Fat shaming is not just an imaginary idea — it is a painful reality for many women like me…many women who are not strong enough to flip the bird to the many unwelcome comments, or the many women who cry in bathrooms and changing rooms, women who are forced to look with disgust at the bigness and beauty of their own bodies.
Yesterday I watched this interview of one of my favourite Bollywood actors Aishwarya Rai. Aishwarya talked about her career, her family, her work as a UN goodwill ambassador, but it was the issue of her post-pregnancy weight gain that seemed to garner the most attention. Women like Aishwarya inspire me — because they respond with as little attention as the subject requires. My body is my business. End of story.
Fat shaming is a part of culture that promulgates women’s insecurity and thrives on making women believe that they are not good enough as they are.
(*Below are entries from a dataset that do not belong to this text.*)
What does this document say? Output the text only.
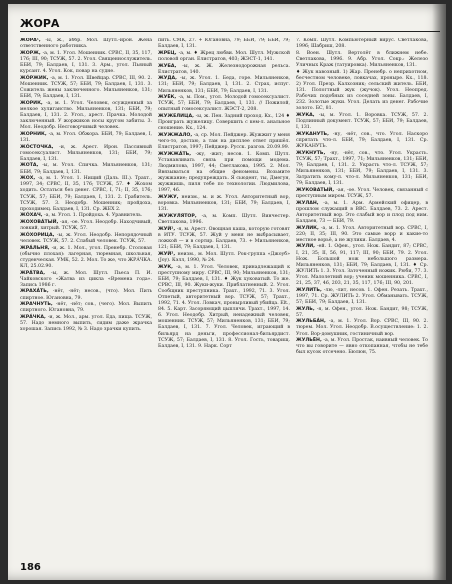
ЖОРА
ЖÓРА¹, -ы, ж., аббр. Мол. Шутл.-ирон. Жена ответственного работника.
ЖОРЖ, -а, м. 1. Угол. Мошенник. СРВС, II, 35, 117, 176; III, 90; ТСУЖ, 57. 2. Угол. Священнослужитель. ББИ, 79; Балдаев, I, 131. 3. Арм., угол. Пьяный курсант. 4. Угол. Кок, повар на судне.
ЖÓРЖИК, -а, м. 1. Угол. Швейцар. СРВС, III, 90. 2. Мошенник. ТСУЖ, 57; ББИ, 79; Балдаев, I, 131. 3. Сожитель жены заключенного. Мильяненков, 131; ББИ, 79; Балдаев, I, 131.
ЖОРИК, -а, м. 1. Угол. Человек, осужденный за мелкое хулиганство. Мильяненков, 131; ББИ, 79; Балдаев, I, 131. 2. Угол., арест. Прачка. Молодой заключенный. У жоржиков носы кругом забиты. 3. Мол. Неодобр. Несговорчивый человек.
ЖОРНИК, -а, м. Угол. Обжора. ББИ, 79; Балдаев, I, 131.
ЖÓСТОЧКА, -и, ж. Арест. Ирон. Пассивный гомосексуалист. Мильяненков, 131; ББИ, 79; Балдаев, I, 131.
ЖОТА, -ы, м. Угол. Спичка. Мильяненков, 131; ББИ, 79; Балдаев, I, 131.
ЖОХ, -а, м. 1. Угол. 1. Нищий (Даль. III.). Трахт., 1997, 34; СРВС, II, 35, 176; ТСУЖ, 57. ♦ Жохом ходить. Остаться без денег. СРВС, I, 71; II, 35, 176; ТСУЖ, 57; ББИ, 79; Балдаев, I, 131. 2. Грабитель. ТСУЖ, 57. 3. Неодобр. Мошенник; пройдоха, проходимец. Балдаев, I, 131. Ср. ЖЕХ 2.
ЖÓХАЧ, -а, м. Угол. 1. Пройдоха. 4. Уравнитель.
ЖОХОВÁТЫЙ, -ая, -ое. Угол. Неодобр. Находчивый, ловкий, хитрый. ТСУЖ, 57.
ЖÓХОРИЦА, -ы, ж. Угол. Неодобр. Непорядочный человек. ТСУЖ, 57. 2. Слабый человек. ТСУЖ, 57.
ЖРÁЛЬНЯ, -и, ж. 1. Мол., угол. Пренебр. Столовая (обычно плохая): лагерная, тюремная, школьная, студенческая. УМК, 52. 2. Мол. То же, что ЖРÁЧКА. КЛ, 25.02.90.
ЖРÁТВА, -ы, ж. Мол. Шутл. Пьеса П. И. Чайковского «Жатва из цикла «Времена года». Запись 1986 г.
ЖРАХÁТЬ, -нёт, -нёт; несов., (что). Мол. Пить спиртное. Югановна, 79.
ЖРАЧНУТЬ, -нёт, -нёт; сов., (чего). Мол. Выпить спиртного. Югановна, 79.
ЖРÁЧКА, -и, ж. Мол., арм. угол. Еда, пища. ТСУЖ, 57. Надо немного выпить, сидим даже жрачка хорошая. Запись 1992, № 3. Надо зрачки купить.
пить. СМК, 27. + Югановна, 79; ББИ, 79; ББИ, 79; Балдаев, I, 131.
ЖРЕЦ, -а, м. ♦ Жрец любви. Мол. Шутл. Мужской половой орган. Елистратов, 403; ЖЭСТ-1, 141.
ЖУБА, -ы, ж. Ж. Железнодорожная рельса. Елистратов, 140.
ЖУДА, -ы, ж. Угол. 1. Беда, горе. Мильяненков, 131; ББИ, 79; Балдаев, I, 131. 2. Страх, испуг. Мильяненков, 131; ББИ, 79; Балдаев, I, 131.
ЖУЁК, -а, м. Пом., угол. Молодой гомосексуалист. ТСУЖ, 57; ББИ, 79; Балдаев, I, 131. // Пожилой, опытный гомосексуалист. ЖЭСТ-2, 208.
ЖУЖЕЛИЦА, -ы, ж. Пен. Задний проход. Кх., 124 ♦ Проиграть жужелицу. Совершить с кем-л. анальное сношение. Кх., 124.
ЖУЖЖАЛО, -а, ср. Мол. Пейджер. Жужжит у меня чего-то, достаю, а там на дисплее ответ пришёл. Елистратов, 1997; Пейджер. Русск. разгов. 20.09.99.
ЖУЖЖÁТЬ, -жу, -жит; несов. 1. Комп. Шутл. Устанавливать связь при помощи модема. Людмилова, 1997, 44; Светлакова, 1995. 2. Мол. Ввязываться на общие феномены. Возьмите жужжание; предупреждать. Я сьюдент, ты, Дмегун, жужжишь, пиля тебе по технологии. Людмилова, 1997, 46.
ЖУЖУ, неизм., м. и ж. Угол. Авторитетный вор, воровка. Мильяненков, 131; ББИ, 79; Балдаев, I, 131.
ЖУЖУЛЯТОР, -а, м. Комп. Шутл. Винчестер. Светлакова, 1996.
ЖУЙ¹, -я, м. Арест. Овощная каша, которую готовят в ИТУ. ТСУЖ, 57. Жуй у меня не выбрасывает, ложкой — и в сортир. Балдаев, 73. + Мильяненков, 121; ББИ, 79; Балдаев, I, 131.
ЖУЙ², неизм., м. Мол. Шутл. Рок-группа «Джоуб» (Joy). Кэлл, 1990, № 24.
ЖУК, -а, м. 1. Угол. Человек, принадлежащий к преступному миру. СРВС, III, 90; Мильяненков, 131; ББИ, 79; Балдаев, I, 131. ♦ Жук хуковатый. То же. СРВС, III, 90. Жуки-жуки. Приблатненный. 2. Угол. Сообщник преступника. Трахт., 1992, 71. 3. Угол. Отпетый, авторитетный вор. ТСУЖ, 57; Трахт., 1992, 71. 4. Угол. Ловкач, пронырливый убийца. Elt., 84. 5. Карт. Засоряющий цыплячи. Трахт., 1997, 14. 6. Угол. Неодобр. Хитрый, ненадежный человек, мошенник. ТСУЖ, 57; Мильяненков, 131; ББИ, 79; Балдаев, I, 131. 7. Угол. Человек, играющий в бильярд на деньги, профессионал-бильярдист. ТСУЖ, 57; Балдаев, I, 131. 8. Угол. Гость, товарищ. Балдаев, I, 131. 9. Нарк. Сорт
7. Комп. Шутл. Компьютерный вирус. Светлакова, 1996; Шабриш, 208.
8. Воен. Шутл. Вертолёт в ближнем небе. Светлакова, 1996. 9. Абр. Угол. Сокр.: Железо Уличных Краж (татуировка). Мильяненков, 131.
♦ Жук навозный. 1) Жар. Пренебр. о неприхотном, бесчестном человеке, ловкачах, проныре. Кх., 118. 2) Угол. Презр. Калхозник; сельский житель. ББИ, 131. Пологтный жук (жучок). Угол. Неопред. Рабочих подобных из соседней зоны. Балдаев, I, 232. Золотые жуки. Угол. Делать из денег. Рабочие золото. БС, 81.
ЖУКА, -ы, м. Угол. 1. Воровка. ТСУЖ, 57. 2. Подлинный документ. ТСУЖ, 57; ББИ, 79; Балдаев, I, 131.
ЖУКАНУТЬ, -ну, -нёт, сов., что. Угол. Наскоро спрятать что-л. ББИ, 79; Балдаев, I, 131. Ср. ЖУКАНУТЬ.
ЖУКНУТЬ, -ну, -нёт, сов., что. Угол. Украсть. ТСУЖ, 57; Трахт., 1997, 71; Мильяненков, 131; ББИ, 79; Балдаев, I, 131. 2. Украсть что-л. ТСУЖ, 57; Мильяненков, 131; ББИ, 79; Балдаев, I, 131. 3. Затратить кому-л. что-л. Мильяненков, 131; ББИ, 79; Балдаев, I, 131.
ЖУКОВАТЫЙ, -ая, -ое. Угол. Человек, связанный с преступным миром. ТСУЖ, 57.
ЖУЛАН, -а, м. 1. Арм. Армейский офицер, в прошлом служащий в ВВС. Балдаев, 73. 2. Арест. Авторитетный вор. Это слабый вор и плод под ним. Балдаев, 73 — ББИ, 79.
ЖУЛИК, -а, м. 1. Угол. Авторитетный вор. СРВС, I, 220; II, 35; III, 90. Это самые ворр и какие-то местное ворьё, а не жулики. Балдаев, 4.
ЖУЛИ, -ей. 1. Офен., угол. Нож. Бандит, 87; СРВС, I, 21, 35; II, 56, 91, 117; III, 90; ББИ, 79. 2. Угол. Нож. Большой нож небольшого размера. Мильяненков, 131; ББИ, 79; Балдаев, I, 131. ♦ Ср. ЖУЛИТЬ 1. 3. Угол. Заточенный ножик. Рюби, 77. 3. Угол. Малолетний вор; ученик мошенника. СРВС, I, 21, 25, 37, 46, 203, 21, 35, 117, 176; III, 90, 201.
ЖУЛИТЬ, -лю, -лит, несов. 1. Офен. Резать. Трахт., 1997, 71. Ср. ЖУЛИТЬ 2. Угол. Обманывать. ТСУЖ, 57; ББИ, 79; Балдаев, I, 131.
ЖУЛЬ, -я, м. Офен., угол. Нож. Бандит, 98; ТСУЖ, 57.
ЖУЛЬБÁН, -а, м. 1. Угол. Вор. СРВС, III, 90. 2. тюрем. Мол. Угол. Неодобр. В.осуществление: 1. 2. Угол. Вор-домушник, гостиничный вор.
ЖУЛЬЁН, -а, м. Угол. Простак, наивный человек. То что вы говорите — явно откопанная, чтобы не тебе был кусок отсечено. Бюлюн, 75.
186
It is hurtful and unnecessary.
Perhaps it is thanks to the women that raised me, or the experiences I have had in life — that I am the fat woman I am today — less afraid to respond, less afraid to shut hurtful shit down, less afraid…
As fat women, beyond the affirmations that we are courageous, beautiful and brave, we must also know that we deserve respect, we deserve love and we deserve decency….
For all my fellow fat women I want each of you to know:
You my loves, are enough. As you are. Enough.
As Kim Katrin Crosby once so beautifully said:
“To all the girls whose thighs touch, with stretchmarks laid like gold across their backside, with bellies too full for any inadequate hands, thank Goddess for your abundance.”
Ashe to that.
Amina Doherty is a Nigerian feminist activist and artist whose work focuses on feminist philanthropy and creative arts for advocacy. Prior to her role as founding member and Coordinator of FRIDA | The Young Feminist Fund, Amina worked at the women’s rights grant-making program at the Sigrid Rausing Trust in London, the Feminist Majority Foundation in Washington D.C., and the London-based creative network, Arts & Business. Amina brings to her activism a passion for music, art, travel and poetry, which she chronicles via her blog, Following Her Footsteps. She’s is a self-taught painter, DJ-in-the-making, and freelance writer for several magazines across the Caribbean.